SSgt. Barry Sadler's best selling album, "Ballads of the Green Berets," purports to fall into this last category, and the jacket blurb is certain, "that many years from now these songs.... will be recalled as a true expression of the Vietnam combat soldier's feelings during the time of that fierce encounter." It's an inviting prospect: elderly Special Forces veterans spinning this disc on their various VFW record players in years to come, and sobbing into their suds. "That's the way it was, man; that's the way it really was." But SSgt. Sadler's collection is the most questionably authentic article to hit America since the introduction of the sausage.
The arranger, Sid Bass, deserves a far more prominent billing than the one afforded him: He has been forced to reach deep into his bag of tricks, coming up with virtually every phoney-baloney recording studio technique of goosing one non-existent voice and twelve non-existent melody lines into a passable record. The resulting styles skip from Chinese to Calypso, by way of a plethora of hoked-up Folk Rock, and the one catchy tune, Bamiba, turns out to be an old Kingston Trio favorite, complete with only slightly altered lyrics. This theft, I must add, is in the best tradition of militant songsters the world over, and it is only to be regretted that Sadler and Bass confined their chicanery to the musical dregs of the last ten years.
Although their diction ranges from the heavily eloquent ("What is the Badge of Courage? /It's sweat and blood and tears," and "Our toll is written in history's scroll / In bright, bright lines of red.") to the quasilyrical ("Lay the green sod oe'r me"), Sadler's words are united by the common theme of self-congratulation. Sometimes they approach the sickness of Teen Angel as in Trooper's Lament where, "As he fell through the night, / His 'chute all in flames, / A smile on his lips, / He cried out his girl's name," but generally these songs are the dull and repetitious celebration of America's Best, who are apparently as devoid of personality as they are of cowardice.
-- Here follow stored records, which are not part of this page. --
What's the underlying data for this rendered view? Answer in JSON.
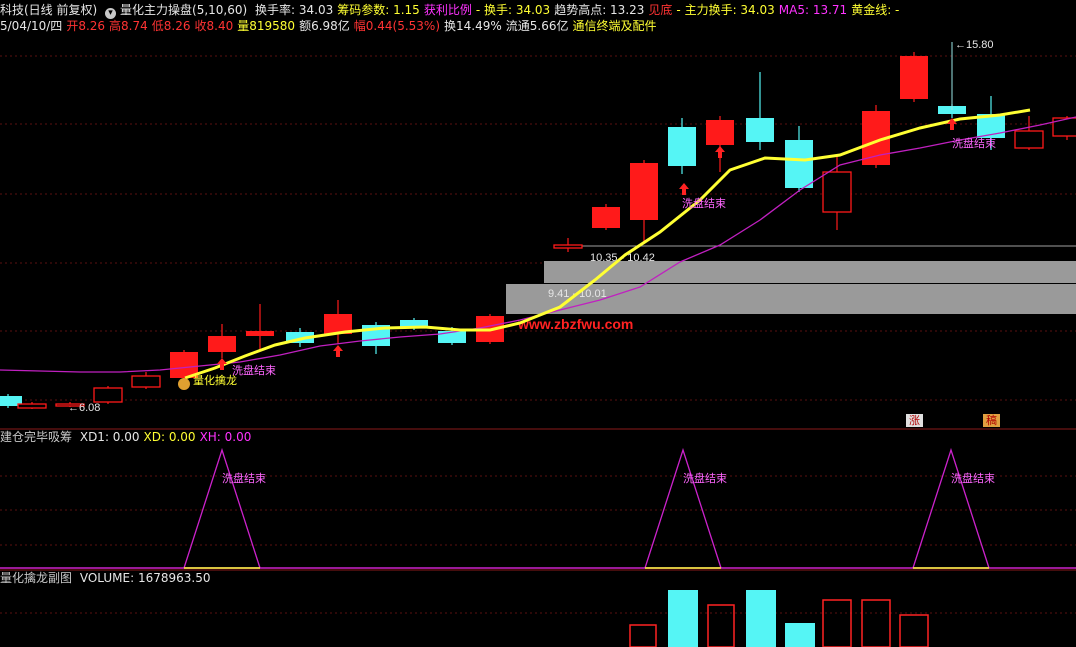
{
  "header": {
    "title": "科技(日线 前复权)",
    "indicator_icon": "collapse-icon",
    "indicator": "量化主力操盘(5,10,60)",
    "fields1": [
      {
        "label": "换手率: 34.03",
        "color": "#e6e6e6"
      },
      {
        "label": "筹码参数: 1.15",
        "color": "#ffff33"
      },
      {
        "label": "获利比例",
        "color": "#ff33ff"
      },
      {
        "label": "- 换手: 34.03",
        "color": "#ffff33"
      },
      {
        "label": "趋势高点: 13.23",
        "color": "#e6e6e6"
      },
      {
        "label": "见底",
        "color": "#ff3333"
      },
      {
        "label": "- 主力换手: 34.03",
        "color": "#ffff33"
      },
      {
        "label": "MA5: 13.71",
        "color": "#ff33ff"
      },
      {
        "label": "黄金线: -",
        "color": "#ffff33"
      }
    ],
    "fields2": [
      {
        "label": "5/04/10/四",
        "color": "#e6e6e6"
      },
      {
        "label": "开8.26",
        "color": "#ff3333"
      },
      {
        "label": "高8.74",
        "color": "#ff3333"
      },
      {
        "label": "低8.26",
        "color": "#ff3333"
      },
      {
        "label": "收8.40",
        "color": "#ff3333"
      },
      {
        "label": "量819580",
        "color": "#ffff33"
      },
      {
        "label": "额6.98亿",
        "color": "#e6e6e6"
      },
      {
        "label": "幅0.44(5.53%)",
        "color": "#ff3333"
      },
      {
        "label": "换14.49%",
        "color": "#e6e6e6"
      },
      {
        "label": "流通5.66亿",
        "color": "#e6e6e6"
      },
      {
        "label": "通信终端及配件",
        "color": "#ffff33"
      }
    ]
  },
  "main_chart": {
    "high_marker": "15.80",
    "low_marker": "6.08",
    "zone_labels": [
      "10.35 - 10.42",
      "9.41 - 10.01"
    ],
    "watermark": "www.zbzfwu.com",
    "signal_labels": [
      "洗盘结束",
      "洗盘结束",
      "洗盘结束"
    ],
    "start_label": "量化擒龙",
    "badges": [
      "涨",
      "稿"
    ],
    "colors": {
      "up": "#ff1a1a",
      "down": "#55f5f5",
      "ma_fast": "#ffff33",
      "ma_slow": "#c020c0"
    }
  },
  "panel2": {
    "title": "建仓完毕吸筹",
    "fields": [
      {
        "label": "XD1: 0.00",
        "color": "#e6e6e6"
      },
      {
        "label": "XD: 0.00",
        "color": "#ffff33"
      },
      {
        "label": "XH: 0.00",
        "color": "#ff33ff"
      }
    ],
    "peak_labels": [
      "洗盘结束",
      "洗盘结束",
      "洗盘结束"
    ]
  },
  "panel3": {
    "title": "量化擒龙副图",
    "volume_label": "VOLUME: 1678963.50"
  }
}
The one dirty yuk is unintentional: "To each of the wounded on the operating shelf / These nurses give a part of themselves."
Still, however lifeless and ersatz the songs on this album may be, enough of them refer to the subject material of other war ballads (prostitution in Saigon, inter-service rivalry in Garet Trooper, and military discipline in Bemibe) to indicate that in some radically different original form a few of them might indeed have been crooned in a shot-up rice paddy on the Mekong Delta. If so, it is interesting to note that, aside from a few murky references to Freedom and Those Oppressed, the lyrics are entirely apolitical, and unconcerned with whom we are fighting or why. Sadler, it seems, is only interested in his Fightin' Soldiers From the Sky.
Which is, as they say, food for thought. In a recent issue of WAR ACTION comic books, a story about Vietnam concludes with a wounded G.I. in a hospital bunk grinning up at the officer who has just commended him. "Well, Sir" he says, "It's just like the Sarge told us back at the base: It's only a little war--but it's the only war we've got."